I want to tell a little bit about the couples we worked with the first eight months of our mission. These couples are called as ordinance workers for two years, but it is not an official mission. A rich benefactor created a fund to help them be able to serve a "mission" in the temple here. The fund helps them with housing, but the requirement is they have to share their living quarters with another couple. They are responsible for food and other expenses themselves, so they have tight budgets! These are the Lopez' from Honduras and they were so kind, loving, and helpful to us. They speak no English, but we were able to communicate with each other and consider them good friends. They finished in November and went back to Honduras to be with their family... We miss them!
These are the Zamora's, who are from Chimaltenango (sp?) which is about three hours away by bus. They are such humble and wonderfully calm people. They finished in December and went back to their family home. (One of their sons lives in Spanish Fork). They have been coming back to volunteer on the Saturday morning shift since their release... Which means a standing room only bus ride early Saturday mornings. We were able to communicate with them and she helped me so much with the correct pronunciation of Spanish words! Last week they told us that they have accepted a call to work in the Quetzaltenango temple, beginning April 1st, so we won't see them again and we will miss them!
These are the Cuellar's, who lived in the same apartment building as us when we first came, with the Velasquez's. They are from Honduras, but in October, they had to take emergency leave and go to Nicaragua so he could get an operation because he had social security there. He was pretty sick and didn't know if he could return, but he recovered, and in February, they came back ready to go! He was a widower with children and thought he would be alone for the rest of his life, but he met her (she was divorced with children) and they married. She is about 15 years younger, but they are so sweet together and such good workers. They are glad to be back and we are glad to have them back. They don't speak English, but we communicate fine and we love them! They live in the apartment where the Lopez' lived with the Padilla's.

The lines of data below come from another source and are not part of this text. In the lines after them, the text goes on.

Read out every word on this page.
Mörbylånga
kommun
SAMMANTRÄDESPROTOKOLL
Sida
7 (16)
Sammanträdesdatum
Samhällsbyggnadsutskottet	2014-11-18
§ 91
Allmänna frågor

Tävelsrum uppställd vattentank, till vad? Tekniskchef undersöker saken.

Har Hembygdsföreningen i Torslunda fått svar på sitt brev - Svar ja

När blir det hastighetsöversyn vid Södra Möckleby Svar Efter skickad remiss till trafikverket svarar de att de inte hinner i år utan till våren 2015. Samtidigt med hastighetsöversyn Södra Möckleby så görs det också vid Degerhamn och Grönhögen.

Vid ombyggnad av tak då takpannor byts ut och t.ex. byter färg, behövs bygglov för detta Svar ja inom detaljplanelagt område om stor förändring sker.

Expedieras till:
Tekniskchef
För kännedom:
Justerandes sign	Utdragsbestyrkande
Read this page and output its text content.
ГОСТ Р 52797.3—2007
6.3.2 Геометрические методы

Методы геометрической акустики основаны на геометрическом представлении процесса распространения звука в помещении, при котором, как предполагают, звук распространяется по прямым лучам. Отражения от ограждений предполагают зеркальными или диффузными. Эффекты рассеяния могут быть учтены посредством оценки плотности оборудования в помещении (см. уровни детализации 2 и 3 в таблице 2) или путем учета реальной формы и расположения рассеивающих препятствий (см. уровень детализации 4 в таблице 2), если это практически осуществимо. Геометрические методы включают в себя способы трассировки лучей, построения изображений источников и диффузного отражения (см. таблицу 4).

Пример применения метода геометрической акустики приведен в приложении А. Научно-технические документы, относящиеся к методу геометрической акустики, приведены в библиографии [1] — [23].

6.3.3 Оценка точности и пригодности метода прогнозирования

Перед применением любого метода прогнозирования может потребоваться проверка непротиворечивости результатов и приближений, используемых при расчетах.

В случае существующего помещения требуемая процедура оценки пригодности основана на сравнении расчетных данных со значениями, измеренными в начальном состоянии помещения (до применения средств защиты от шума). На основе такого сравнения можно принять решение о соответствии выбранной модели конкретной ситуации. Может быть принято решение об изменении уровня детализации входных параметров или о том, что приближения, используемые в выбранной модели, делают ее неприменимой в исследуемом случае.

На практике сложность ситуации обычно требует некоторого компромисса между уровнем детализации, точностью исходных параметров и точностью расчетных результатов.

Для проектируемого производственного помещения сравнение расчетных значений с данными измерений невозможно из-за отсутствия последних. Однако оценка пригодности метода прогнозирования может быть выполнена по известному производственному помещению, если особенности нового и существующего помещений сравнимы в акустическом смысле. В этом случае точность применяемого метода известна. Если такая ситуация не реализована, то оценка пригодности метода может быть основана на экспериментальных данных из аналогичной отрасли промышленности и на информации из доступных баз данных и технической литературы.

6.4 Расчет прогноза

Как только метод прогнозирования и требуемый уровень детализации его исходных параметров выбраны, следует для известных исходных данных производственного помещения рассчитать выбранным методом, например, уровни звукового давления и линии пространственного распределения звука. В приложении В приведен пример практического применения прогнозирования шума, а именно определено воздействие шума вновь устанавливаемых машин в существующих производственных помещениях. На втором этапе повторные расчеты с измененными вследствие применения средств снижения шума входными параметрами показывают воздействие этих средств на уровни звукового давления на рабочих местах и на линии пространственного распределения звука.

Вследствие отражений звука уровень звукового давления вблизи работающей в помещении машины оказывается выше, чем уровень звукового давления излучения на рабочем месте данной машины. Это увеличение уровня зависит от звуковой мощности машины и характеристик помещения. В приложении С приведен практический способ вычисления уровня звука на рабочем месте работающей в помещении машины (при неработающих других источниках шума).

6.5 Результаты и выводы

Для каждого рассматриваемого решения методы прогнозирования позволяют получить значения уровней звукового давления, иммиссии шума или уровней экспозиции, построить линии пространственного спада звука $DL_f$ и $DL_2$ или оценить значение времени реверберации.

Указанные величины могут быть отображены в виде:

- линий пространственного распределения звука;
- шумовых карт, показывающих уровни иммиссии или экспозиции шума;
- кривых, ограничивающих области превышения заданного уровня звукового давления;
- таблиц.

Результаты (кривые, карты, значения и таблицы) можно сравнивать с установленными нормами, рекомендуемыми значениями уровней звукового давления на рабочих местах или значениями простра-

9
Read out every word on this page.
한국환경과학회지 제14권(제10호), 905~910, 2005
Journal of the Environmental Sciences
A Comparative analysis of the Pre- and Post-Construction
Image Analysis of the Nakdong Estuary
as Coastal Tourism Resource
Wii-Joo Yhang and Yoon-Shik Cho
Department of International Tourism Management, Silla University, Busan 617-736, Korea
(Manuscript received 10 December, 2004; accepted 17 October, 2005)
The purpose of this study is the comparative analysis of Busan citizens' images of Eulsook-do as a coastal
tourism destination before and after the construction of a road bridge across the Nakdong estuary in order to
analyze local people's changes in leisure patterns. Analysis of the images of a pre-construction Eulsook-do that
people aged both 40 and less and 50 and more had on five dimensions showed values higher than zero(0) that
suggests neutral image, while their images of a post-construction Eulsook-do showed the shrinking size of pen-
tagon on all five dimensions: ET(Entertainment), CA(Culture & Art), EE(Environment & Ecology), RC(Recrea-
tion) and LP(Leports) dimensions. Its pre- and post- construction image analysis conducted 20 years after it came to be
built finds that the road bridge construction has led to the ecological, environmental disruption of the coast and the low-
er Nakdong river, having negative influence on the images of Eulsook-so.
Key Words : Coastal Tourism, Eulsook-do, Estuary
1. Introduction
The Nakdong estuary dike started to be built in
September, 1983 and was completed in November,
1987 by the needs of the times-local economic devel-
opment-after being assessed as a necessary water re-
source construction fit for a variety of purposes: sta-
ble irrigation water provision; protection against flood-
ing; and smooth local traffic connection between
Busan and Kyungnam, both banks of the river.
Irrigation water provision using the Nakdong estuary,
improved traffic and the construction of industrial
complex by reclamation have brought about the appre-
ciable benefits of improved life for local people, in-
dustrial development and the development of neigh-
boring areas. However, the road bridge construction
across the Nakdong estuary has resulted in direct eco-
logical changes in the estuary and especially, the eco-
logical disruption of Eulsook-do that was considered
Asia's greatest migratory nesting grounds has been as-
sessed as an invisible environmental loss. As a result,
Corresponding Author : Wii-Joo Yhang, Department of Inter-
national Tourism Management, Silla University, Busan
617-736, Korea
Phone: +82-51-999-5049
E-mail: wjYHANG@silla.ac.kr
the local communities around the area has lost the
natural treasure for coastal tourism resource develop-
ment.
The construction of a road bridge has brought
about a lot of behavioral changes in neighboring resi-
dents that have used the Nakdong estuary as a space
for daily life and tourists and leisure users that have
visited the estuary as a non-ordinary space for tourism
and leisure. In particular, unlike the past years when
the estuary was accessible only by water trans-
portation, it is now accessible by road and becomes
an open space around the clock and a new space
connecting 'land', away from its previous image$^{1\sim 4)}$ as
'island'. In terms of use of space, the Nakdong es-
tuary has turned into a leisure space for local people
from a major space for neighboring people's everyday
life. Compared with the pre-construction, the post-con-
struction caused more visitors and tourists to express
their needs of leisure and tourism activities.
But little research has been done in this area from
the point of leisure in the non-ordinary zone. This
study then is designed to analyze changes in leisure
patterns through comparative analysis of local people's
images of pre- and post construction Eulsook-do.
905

They lived downstairs in our apartment building when we first came. They got released in December, and we haven't seen them, because I think they needed a little rest. On Saturday, they were back to volunteer again and it is so good to have them back! They live in Guatemala City, but she is from Honduras, and we thought they might go back and work in the Honduras temple because she wanted "equal time!" He is a sealer and they are both such wonderful people. She calls me, "Mi Barlow," like I am her own personal one. She is about Samantha's size and he is a little taller!
These are the Galvez', who were here on a mission when we first came. They are native Guatemalans, and in June he was called to be a counselor in the temple presidency here. They went home (they lived In Kentucky working for UPS) for a short time for training and came back to replace President Southwick, who was released. He has been bishop, Stake President, Mission President, counselor in temple presidency and now... It was just announced in the church news that he will be the new president of the Quetzaltenango Temple! So they will be leaving us soon. ): They are very easy going, kind people who will be missed tremendously, but of course the Zamora's are excited because they will be going there!